The MACC has the authority to adopt and amend Missouri's air-quality rules. See Mo.Code Regs. tit. 10, § 10-1.010(2)(A) (1998). The MDNR, however, has the specific responsibility to "submit revisions of the State Implementation Plan to the United States Environmental Protection Agency for approval." Id. § 10-1.010(2)(B). Therefore, the MDNR was the proper agency to submit Missouri's SIP revision to the EPA. Once the MACC adopted the new statewide fugitive-dust rule, it was squarely within the MDNR's discretion to submit the revision to the EPA.

9

Furthermore, even assuming that the MDNR's decision to submit the revision was appealable, there is no authority for Petitioners' assertion that the appeal rendered the MDNR decision "non-final." The case cited by Petitioners to support this argument, State ex rel. Lake Lotawana Development Company v. Missouri DNR, 752 S.W.2d 497, 497-98 (Mo.Ct.App.1988), simply requires plaintiffs to exhaust administrative remedies before seeking judicial review. It does not hold that an otherwise valid regulation becomes non-final once a private party challenges its validity. See id.
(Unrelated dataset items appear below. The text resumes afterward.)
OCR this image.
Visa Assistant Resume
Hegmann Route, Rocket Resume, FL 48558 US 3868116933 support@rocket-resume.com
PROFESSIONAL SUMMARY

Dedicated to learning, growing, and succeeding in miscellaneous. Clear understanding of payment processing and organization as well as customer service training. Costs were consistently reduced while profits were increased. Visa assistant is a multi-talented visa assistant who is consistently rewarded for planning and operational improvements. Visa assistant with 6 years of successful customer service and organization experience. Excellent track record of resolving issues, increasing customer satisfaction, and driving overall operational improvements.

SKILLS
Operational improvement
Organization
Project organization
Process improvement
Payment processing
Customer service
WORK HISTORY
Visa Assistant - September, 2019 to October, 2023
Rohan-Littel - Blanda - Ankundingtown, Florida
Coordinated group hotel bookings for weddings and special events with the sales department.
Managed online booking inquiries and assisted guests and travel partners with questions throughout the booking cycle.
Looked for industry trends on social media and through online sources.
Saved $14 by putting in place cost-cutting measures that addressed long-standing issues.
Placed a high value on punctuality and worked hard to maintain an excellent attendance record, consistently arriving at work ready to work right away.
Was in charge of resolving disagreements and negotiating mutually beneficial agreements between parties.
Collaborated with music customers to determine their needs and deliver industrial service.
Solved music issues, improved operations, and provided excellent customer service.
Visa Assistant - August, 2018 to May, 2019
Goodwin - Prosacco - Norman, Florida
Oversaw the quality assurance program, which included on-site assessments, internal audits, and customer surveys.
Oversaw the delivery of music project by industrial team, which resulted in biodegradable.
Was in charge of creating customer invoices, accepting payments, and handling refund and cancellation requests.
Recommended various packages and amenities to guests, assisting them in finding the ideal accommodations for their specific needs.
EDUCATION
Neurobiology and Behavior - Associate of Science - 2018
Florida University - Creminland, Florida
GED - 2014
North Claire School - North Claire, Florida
To hold as much would essentially allow a party to enjoin the enforcement of a state regulation by filing an appeal rather than obtaining an injunction, which would greatly impinge on a state's ability to enact and enforce regulations. Accordingly, we hold that the MDNR decision is final and enforceable, unless and until it is invalidated by the MACC or a Missouri state court. See Sierra Club v. Indiana-Kentucky Elec. Corp., 716 F.2d 1145, 1151 (7th Cir.1983) (recognizing that the EPA may not enforce a regulation that the state has found invalid). Thus, the EPA complied with the Clean Air Act regulations.

10

Next, Petitioners argue that the MDNR was required to hold public hearings on whether to submit the SIP revision to the EPA. Assuming that this argument was sufficiently raised during the public comment period to avoid waiver, it is nonetheless unavailing. Petitioners acknowledge that adequate hearings were held prior to the MACC's adoption of the new statewide fugitive-dust rule. They also admit that they were allowed to raise their objections to submission of the revision at a special MACC meeting on that topic. They contend that another hearing was required, however, before the MDNR could submit the revision to the EPA. To support their argument, Petitioners cite the regulation that requires states to hold "one or more public hearings" before "adoption and submission" of a SIP revision. See 40 C.F.R. § 51.104.

11

Nothing in the text of the Clean Air Act or the regulations requires states to hold a hearing on the submission of a properly adopted SIP revision. In fact, Petitioners' interpretation of the regulations contradicts the language of the Act itself, which provides that "each revision to an implementation plan submitted by a State ... shall be adopted by such State after reasonable notice and public hearing." 42 U.S.C. § 7410(l ). This language indicates that a hearing is required before adoption of a revision, not before the revision is submitted to the EPA.

12

Petitioners have provided no evidence that additional hearings on whether to submit a SIP revision have ever been held in Missouri, or in any other state. Since the EPA's original approval of Missouri's SIP in 1972, the state has made many SIP revisions without holding separate hearings on the decision to submit. The EPA, which is entrusted with interpretation and enforcement of the Clean Air Act, has never required hearings on whether properly adopted SIP revisions should be submitted. In light of our deferential review of an agency's interpretation of its own regulations, we hold that the MDNR was not required to hold an additional hearing before submitting the SIP revision to the EPA.

13

Finally, Petitioners contend that the EPA did not provide sufficient factual information about the proposed SIP revision. The EPA is not required to provide detailed factual data, however, when it acts under the APA. See 5 U.S.C. § 553(b). It must provide public notice of "either the terms or substance of the proposed rule or a description of the subjects and issues involved." Id. § 553(b)(3). We have held that an agency's notice is sufficient if it allows interested parties to offer " 'informed criticism and comments.' " Northwest Airlines, Inc. v. Goldschmidt, 645 F.2d 1309, 1319-20 (8th Cir.1981) (quoting Ethyl Corp. v. EPA, 541 F.2d 1, 48 (D.C.Cir.1976)). The EPA included a lengthy description of the substance and purpose of the SIP revision in its public notice. This was sufficient to allow for informed public comment, as Petitioners demonstrated by their extensive remarks during the public comment period.

14

The petition for review is denied, as is Petitioners' motion for stay pending disposition of the appeal before the Missouri Air Conservation Commission.